It is true that widening the 401 is a terrible idea, for the reasons you stated (induced demand). It will only increase the number of cars and increase traffic.
But, building transit generally does not reduce congestion due to this same induced demand. Any people that do switch to transit (which is unlikely in this scenario as most people on the 401 don't live or work on Sheppard East anyways) will quickly be replaced by new trips on the highway.
This is does not mean we shouldn't build transit. Mobility is a necessity in cities, and good transit moves people far more efficiently than cars in terms of space, emissions, and cost. Transit also provides numerous benefits that cars and highways do not, including improving public realm, creating liveable cities, improving public health by encouraging active transportation, reducing environmental footprint of cities, etc.
I will also say that "relieving congestion" is a great political excuse to build transit in car-centric cities, even though it doesn't do this at all.
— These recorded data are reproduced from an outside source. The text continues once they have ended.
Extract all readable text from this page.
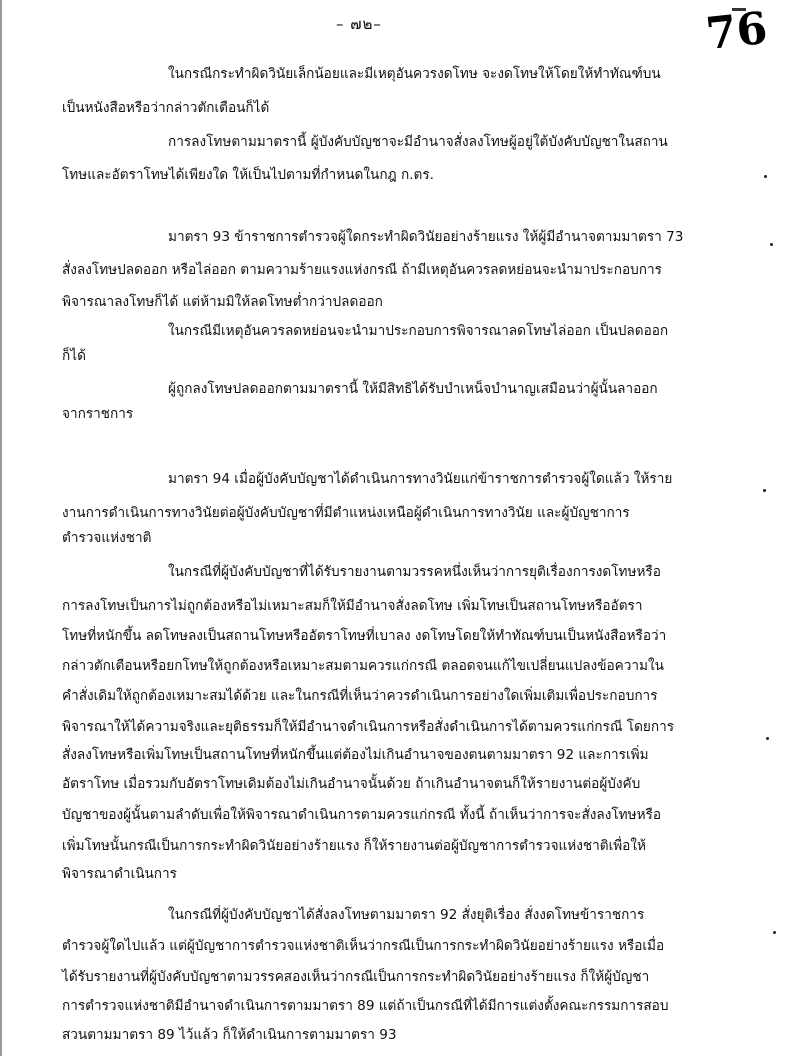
– ๗๒–	76
ในกรณีกระทำผิดวินัยเล็กน้อยและมีเหตุอันควรงดโทษ จะงดโทษให้โดยให้ทำทัณฑ์บน
เป็นหนังสือหรือว่ากล่าวตักเตือนก็ได้
การลงโทษตามมาตรานี้ ผู้บังคับบัญชาจะมีอำนาจสั่งลงโทษผู้อยู่ใต้บังคับบัญชาในสถาน
โทษและอัตราโทษได้เพียงใด ให้เป็นไปตามที่กำหนดในกฎ ก.ตร.
มาตรา 93 ข้าราชการตำรวจผู้ใดกระทำผิดวินัยอย่างร้ายแรง ให้ผู้มีอำนาจตามมาตรา 73
สั่งลงโทษปลดออก หรือไล่ออก ตามความร้ายแรงแห่งกรณี ถ้ามีเหตุอันควรลดหย่อนจะนำมาประกอบการ
พิจารณาลงโทษก็ได้ แต่ห้ามมิให้ลดโทษต่ำกว่าปลดออก
ในกรณีมีเหตุอันควรลดหย่อนจะนำมาประกอบการพิจารณาลดโทษไล่ออก เป็นปลดออก
ก็ได้
ผู้ถูกลงโทษปลดออกตามมาตรานี้ ให้มีสิทธิได้รับบำเหน็จบำนาญเสมือนว่าผู้นั้นลาออก
จากราชการ
มาตรา 94 เมื่อผู้บังคับบัญชาได้ดำเนินการทางวินัยแก่ข้าราชการตำรวจผู้ใดแล้ว ให้ราย
งานการดำเนินการทางวินัยต่อผู้บังคับบัญชาที่มีตำแหน่งเหนือผู้ดำเนินการทางวินัย และผู้บัญชาการ
ตำรวจแห่งชาติ
ในกรณีที่ผู้บังคับบัญชาที่ได้รับรายงานตามวรรคหนึ่งเห็นว่าการยุติเรื่องการงดโทษหรือ
การลงโทษเป็นการไม่ถูกต้องหรือไม่เหมาะสมก็ให้มีอำนาจสั่งลดโทษ เพิ่มโทษเป็นสถานโทษหรืออัตรา
โทษที่หนักขึ้น ลดโทษลงเป็นสถานโทษหรืออัตราโทษที่เบาลง งดโทษโดยให้ทำทัณฑ์บนเป็นหนังสือหรือว่า
กล่าวตักเตือนหรือยกโทษให้ถูกต้องหรือเหมาะสมตามควรแก่กรณี ตลอดจนแก้ไขเปลี่ยนแปลงข้อความใน
คำสั่งเดิมให้ถูกต้องเหมาะสมได้ด้วย และในกรณีที่เห็นว่าควรดำเนินการอย่างใดเพิ่มเติมเพื่อประกอบการ
พิจารณาให้ได้ความจริงและยุติธรรมก็ให้มีอำนาจดำเนินการหรือสั่งดำเนินการได้ตามควรแก่กรณี โดยการ
สั่งลงโทษหรือเพิ่มโทษเป็นสถานโทษที่หนักขึ้นแต่ต้องไม่เกินอำนาจของตนตามมาตรา 92 และการเพิ่ม
อัตราโทษ เมื่อรวมกับอัตราโทษเดิมต้องไม่เกินอำนาจนั้นด้วย ถ้าเกินอำนาจตนก็ให้รายงานต่อผู้บังคับ
บัญชาของผู้นั้นตามลำดับเพื่อให้พิจารณาดำเนินการตามควรแก่กรณี ทั้งนี้ ถ้าเห็นว่าการจะสั่งลงโทษหรือ
เพิ่มโทษนั้นกรณีเป็นการกระทำผิดวินัยอย่างร้ายแรง ก็ให้รายงานต่อผู้บัญชาการตำรวจแห่งชาติเพื่อให้
พิจารณาดำเนินการ
ในกรณีที่ผู้บังคับบัญชาได้สั่งลงโทษตามมาตรา 92 สั่งยุติเรื่อง สั่งงดโทษข้าราชการ
ตำรวจผู้ใดไปแล้ว แต่ผู้บัญชาการตำรวจแห่งชาติเห็นว่ากรณีเป็นการกระทำผิดวินัยอย่างร้ายแรง หรือเมื่อ
ได้รับรายงานที่ผู้บังคับบัญชาตามวรรคสองเห็นว่ากรณีเป็นการกระทำผิดวินัยอย่างร้ายแรง ก็ให้ผู้บัญชา
การตำรวจแห่งชาติมีอำนาจดำเนินการตามมาตรา 89 แต่ถ้าเป็นกรณีที่ได้มีการแต่งตั้งคณะกรรมการสอบ
สวนตามมาตรา 89 ไว้แล้ว ก็ให้ดำเนินการตามมาตรา 93
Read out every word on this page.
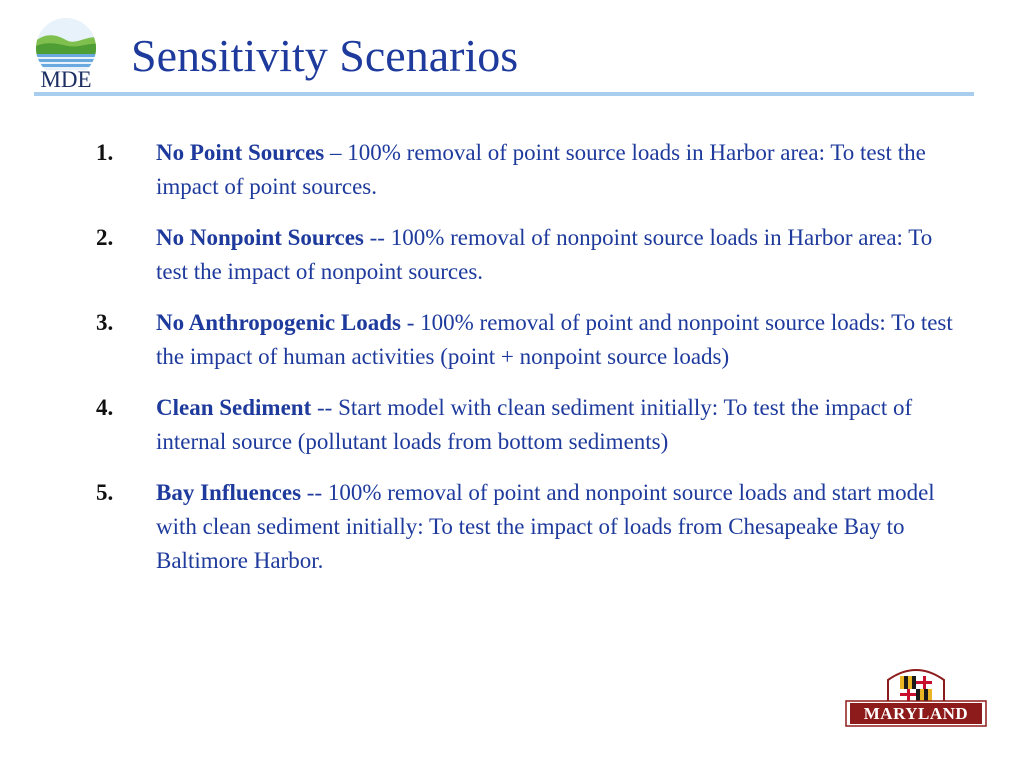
MDE Sensitivity Scenarios
1. No Point Sources – 100% removal of point source loads in Harbor area: To test the impact of point sources.
2. No Nonpoint Sources -- 100% removal of nonpoint source loads in Harbor area: To test the impact of nonpoint sources.
3. No Anthropogenic Loads - 100% removal of point and nonpoint source loads: To test the impact of human activities (point + nonpoint source loads)
4. Clean Sediment -- Start model with clean sediment initially: To test the impact of internal source (pollutant loads from bottom sediments)
5. Bay Influences -- 100% removal of point and nonpoint source loads and start model with clean sediment initially: To test the impact of loads from Chesapeake Bay to Baltimore Harbor.
MARYLAND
People generally choose transportation modes based on two factors only: cost and travel time. Thus, the only ways to actually eliminate road congestion are to make transit cheaper and/or faster than cars for most or all origin destination pairs. This basically means road tolls, complete transit priority everywhere, forcing cars to take roundabout routes, and a lot (like, a ton) of high quality, fast transit.
Doing this is basically impossible. There is no major city in the world without congestion. I think congestion has to be accepted as something that will always be there. The aim of infrastructure projects should not be to reduce congestion, but to facilitate the movement of the maximum number of people using the least amount of money, land, and other resources possible.
Also, side note, the SELRT is a pretty bad project imo. At grade LRTs are generally slow and low capacity, only good enough for small cities or feeder lines, not a major crosstown route in a large city. The additional transfer at Don Mills is also terrible. People hate transfers; they will go out of their way to avoid them. A forced linear transfer is just terrible. Elevated extension of Sheppard is the way to go.